They say, “It’s better late than never.” We have been searching for replies to the following really tricky questions that our readers had asked, since the last several months. But many of the experts didn’t reply. Finally, the most reliable Eminent Psychiatrist Dr. Devendra Save replied to the questions. It’s his opinion and perspective as an expert. So , here’s what the Readers Asked – Psychiatrist Replies:
Readers Asked – Psychiatrist Replies
I am a lecturer in a college. I used to work in another college as a temporary lecturer where the students were the rowdy type. While I was teaching in one class, the college’s security brigade (consisting of some male lecturers) came to the class and strongly insisted that a boy touch the feet of a girl for teasing her, in front of the other students. The boy took some time to react and finally touched her thigh. My first question is that did the security brigade do the right thing? Secondly, wouldn’t the boy nurse a grudge against the girl for the turn of events? Fourthly, he was told to touch her feet. But, he touched her thigh near her private part. How right is this behavior? I am concerned because where I am working now, there have been similar incidents but nobody has bothered to help the girls. What can I do to help these girls? – Rama.
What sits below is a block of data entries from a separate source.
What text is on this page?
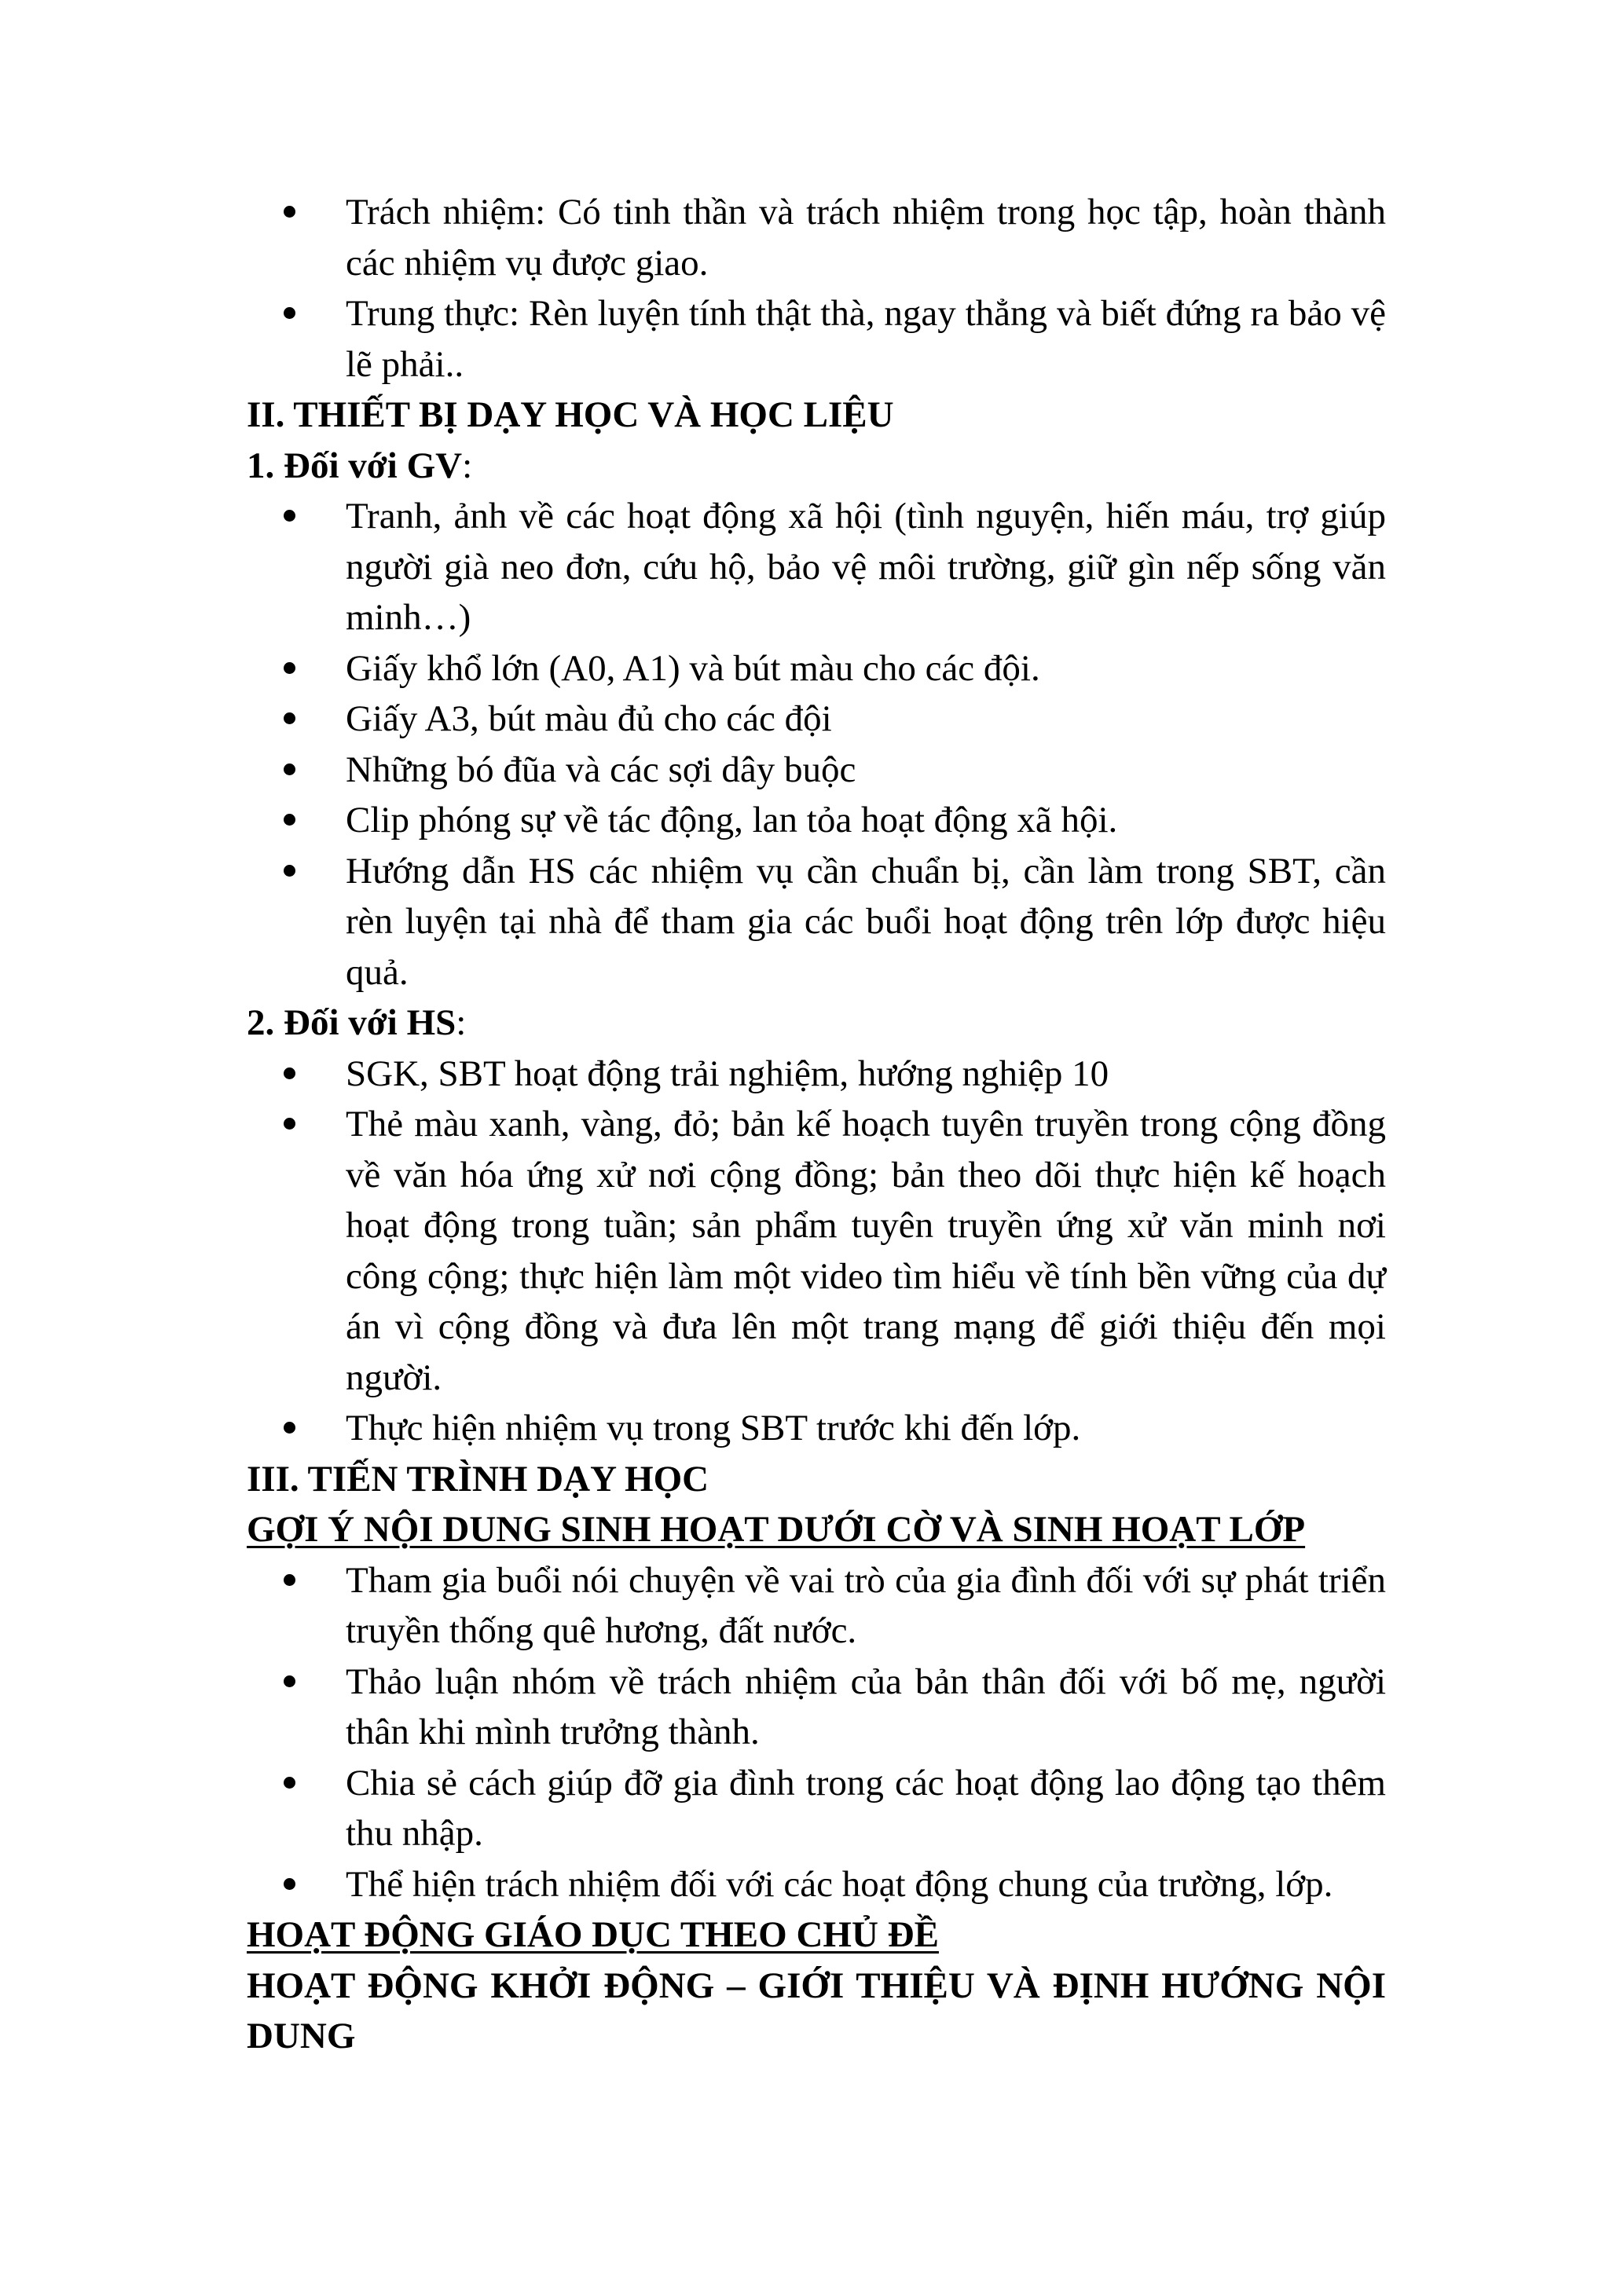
Trách nhiệm: Có tinh thần và trách nhiệm trong học tập, hoàn thành các nhiệm vụ được giao.
Trung thực: Rèn luyện tính thật thà, ngay thẳng và biết đứng ra bảo vệ lẽ phải..

II. THIẾT BỊ DẠY HỌC VÀ HỌC LIỆU

1. Đối với GV:

Tranh, ảnh về các hoạt động xã hội (tình nguyện, hiến máu, trợ giúp người già neo đơn, cứu hộ, bảo vệ môi trường, giữ gìn nếp sống văn minh…)
Giấy khổ lớn (A0, A1) và bút màu cho các đội.
Giấy A3, bút màu đủ cho các đội
Những bó đũa và các sợi dây buộc
Clip phóng sự về tác động, lan tỏa hoạt động xã hội.
Hướng dẫn HS các nhiệm vụ cần chuẩn bị, cần làm trong SBT, cần rèn luyện tại nhà để tham gia các buổi hoạt động trên lớp được hiệu quả.

2. Đối với HS:

SGK, SBT hoạt động trải nghiệm, hướng nghiệp 10
Thẻ màu xanh, vàng, đỏ; bản kế hoạch tuyên truyền trong cộng đồng về văn hóa ứng xử nơi cộng đồng; bản theo dõi thực hiện kế hoạch hoạt động trong tuần; sản phẩm tuyên truyền ứng xử văn minh nơi công cộng; thực hiện làm một video tìm hiểu về tính bền vững của dự án vì cộng đồng và đưa lên một trang mạng để giới thiệu đến mọi người.
Thực hiện nhiệm vụ trong SBT trước khi đến lớp.

III. TIẾN TRÌNH DẠY HỌC

GỢI Ý NỘI DUNG SINH HOẠT DƯỚI CỜ VÀ SINH HOẠT LỚP

Tham gia buổi nói chuyện về vai trò của gia đình đối với sự phát triển truyền thống quê hương, đất nước.
Thảo luận nhóm về trách nhiệm của bản thân đối với bố mẹ, người thân khi mình trưởng thành.
Chia sẻ cách giúp đỡ gia đình trong các hoạt động lao động tạo thêm thu nhập.
Thể hiện trách nhiệm đối với các hoạt động chung của trường, lớp.

HOẠT ĐỘNG GIÁO DỤC THEO CHỦ ĐỀ

HOẠT ĐỘNG KHỞI ĐỘNG – GIỚI THIỆU VÀ ĐỊNH HƯỚNG NỘI DUNG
This would have been a challenging experience for you. Whether the security brigade did the right thing or not is not in our control and we couldn’t have done anything about it. Similarly, the boy have had a grudge but we do not know of his true feelings. What is there in our control is our feelings and thoughts. I would like to encourage you to reflect and center within – what kind of thoughts did you get when this experience took place? What kind of emotions did you feel? Remember, all our emotions are valid and it’s always helpful to acknowledge how we feel about a particular situation. The boy’s behavior is certainly wrong but again we do not know whether that was on purpose or by accident. However, if you feel these type of incidents have taken place before and make you feel uncomfortable in any way, please share it with a trusted authority of your college.
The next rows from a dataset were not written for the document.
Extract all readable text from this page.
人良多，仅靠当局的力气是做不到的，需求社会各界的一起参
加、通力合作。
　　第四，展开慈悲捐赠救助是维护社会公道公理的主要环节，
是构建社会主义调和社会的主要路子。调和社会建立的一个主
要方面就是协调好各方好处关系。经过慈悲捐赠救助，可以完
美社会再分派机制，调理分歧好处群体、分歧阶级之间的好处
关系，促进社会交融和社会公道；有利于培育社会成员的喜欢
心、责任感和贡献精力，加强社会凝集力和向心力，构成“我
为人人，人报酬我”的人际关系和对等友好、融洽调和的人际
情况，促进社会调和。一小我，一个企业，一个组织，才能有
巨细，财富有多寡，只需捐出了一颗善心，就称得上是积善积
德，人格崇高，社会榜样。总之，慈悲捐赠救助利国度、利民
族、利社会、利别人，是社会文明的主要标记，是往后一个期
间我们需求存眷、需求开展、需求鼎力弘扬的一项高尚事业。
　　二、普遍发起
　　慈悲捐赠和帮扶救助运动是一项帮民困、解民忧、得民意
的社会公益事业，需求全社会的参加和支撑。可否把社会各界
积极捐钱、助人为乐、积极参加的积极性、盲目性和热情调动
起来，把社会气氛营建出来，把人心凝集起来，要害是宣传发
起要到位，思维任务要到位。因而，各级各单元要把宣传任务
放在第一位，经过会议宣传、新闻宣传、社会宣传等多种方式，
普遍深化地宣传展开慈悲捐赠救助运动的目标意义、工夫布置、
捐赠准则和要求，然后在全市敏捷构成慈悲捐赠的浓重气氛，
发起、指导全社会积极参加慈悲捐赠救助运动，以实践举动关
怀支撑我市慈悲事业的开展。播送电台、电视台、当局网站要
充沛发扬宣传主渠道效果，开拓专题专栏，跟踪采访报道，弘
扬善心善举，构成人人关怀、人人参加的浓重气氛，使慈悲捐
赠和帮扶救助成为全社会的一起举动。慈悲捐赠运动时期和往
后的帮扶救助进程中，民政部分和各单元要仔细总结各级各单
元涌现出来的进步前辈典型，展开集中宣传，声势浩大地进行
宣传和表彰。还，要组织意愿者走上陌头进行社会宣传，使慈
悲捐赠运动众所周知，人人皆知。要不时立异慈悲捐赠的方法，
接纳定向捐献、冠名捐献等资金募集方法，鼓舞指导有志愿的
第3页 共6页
Further with the same person, you can discuss if college can hold educative and awareness workshops for both boys and girls about bad touch and good touch. It will be helpful for everyone to know how to classify these behaviors and what actions to take when one experiences them.
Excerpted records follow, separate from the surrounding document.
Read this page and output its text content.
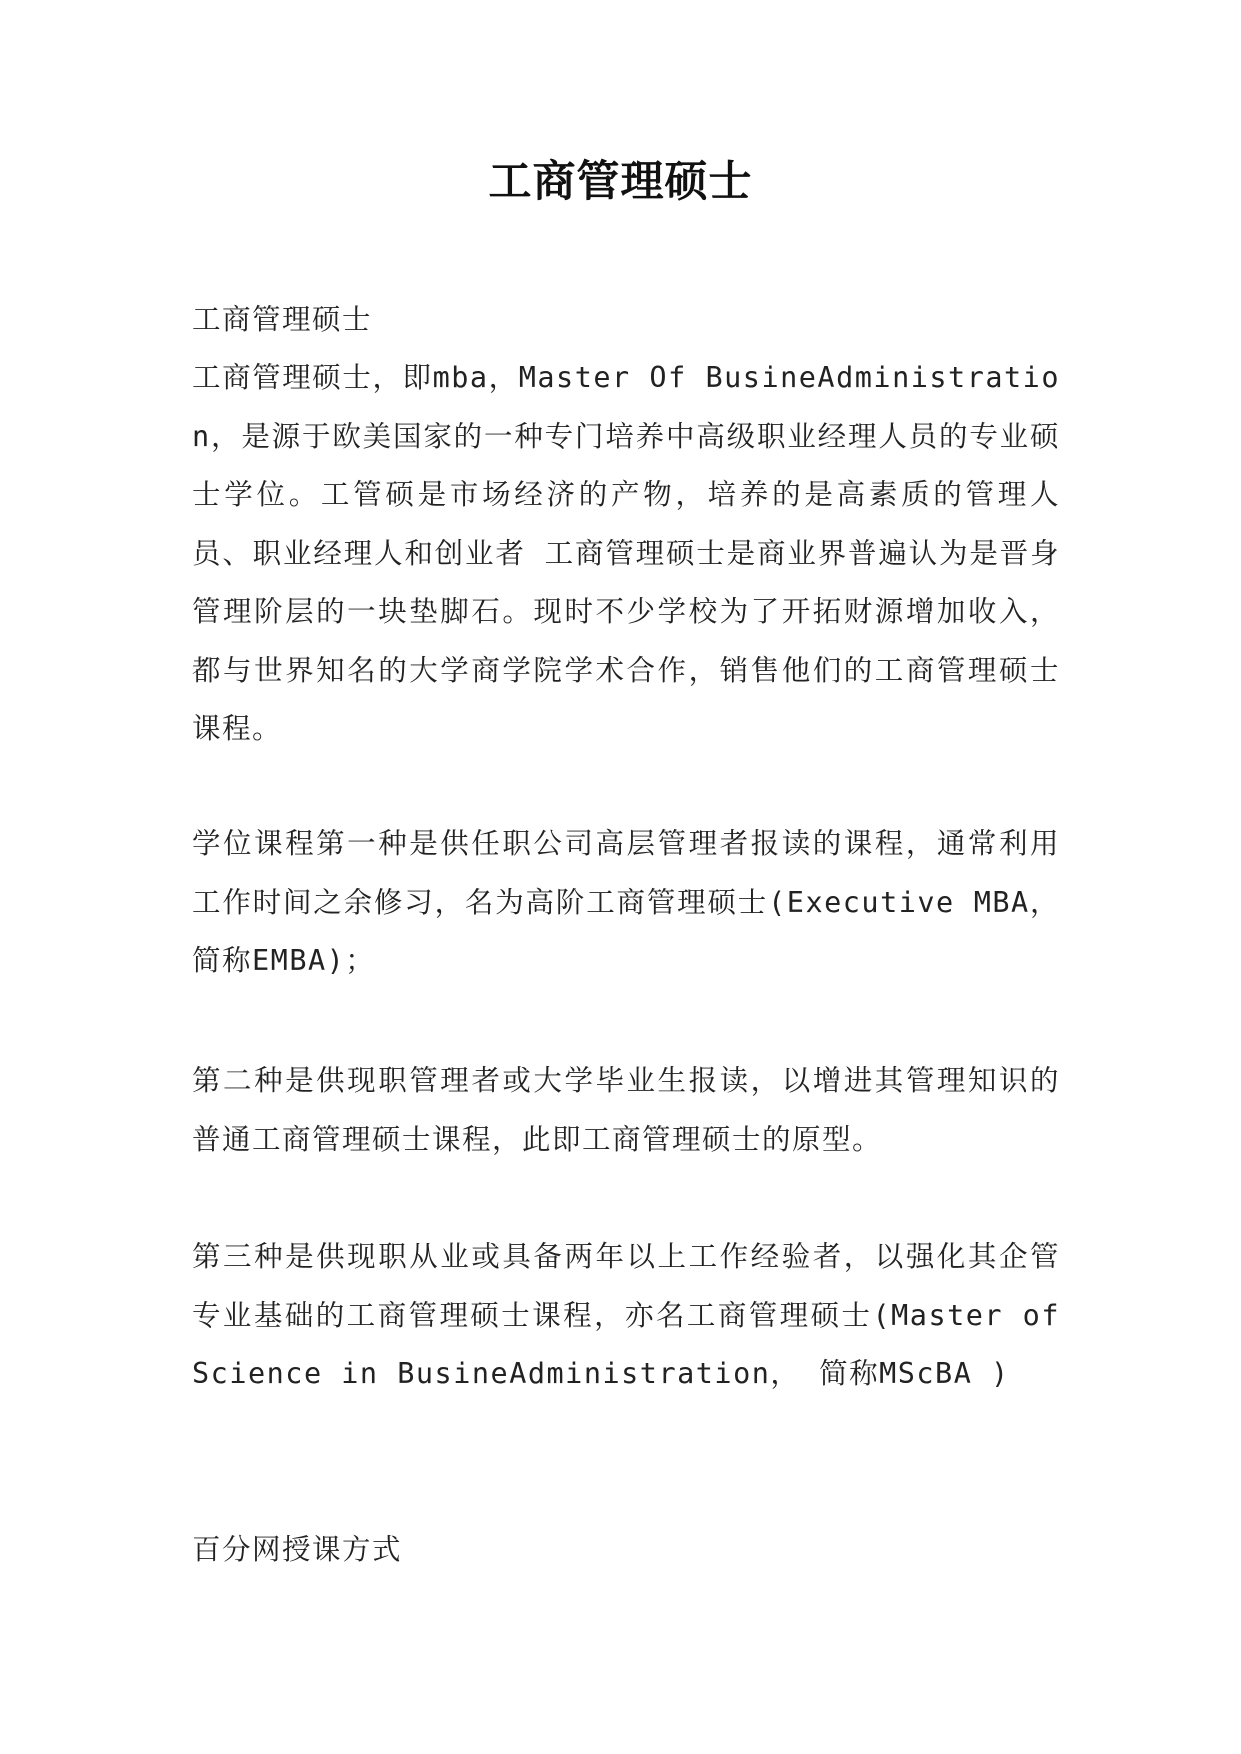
工商管理硕士
工商管理硕士
工商管理硕士，即mba，Master Of BusineAdministration，是源于欧美国家的一种专门培养中高级职业经理人员的专业硕士学位。工管硕是市场经济的产物，培养的是高素质的管理人员、职业经理人和创业者 工商管理硕士是商业界普遍认为是晋身管理阶层的一块垫脚石。现时不少学校为了开拓财源增加收入，都与世界知名的大学商学院学术合作，销售他们的工商管理硕士课程。
学位课程第一种是供任职公司高层管理者报读的课程，通常利用工作时间之余修习，名为高阶工商管理硕士(Executive MBA，简称EMBA)；
第二种是供现职管理者或大学毕业生报读，以增进其管理知识的普通工商管理硕士课程，此即工商管理硕士的原型。
第三种是供现职从业或具备两年以上工作经验者，以强化其企管专业基础的工商管理硕士课程，亦名工商管理硕士(Master of Science in BusineAdministration， 简称MScBA )
百分网授课方式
I am a teenager. My mother is a control freak. She gets hysterical and suicidal if we do not follow her instructIons. What should I do? – Himani.
It must be very difficult for you to experience the impact of this. I would encourage you to help your mother in seeking counseling. Further, to understand what you can do as a caregiver, you could also take a few sessions and learn ways to deal with such situations. Don’t forget to take care of your own mental health as well.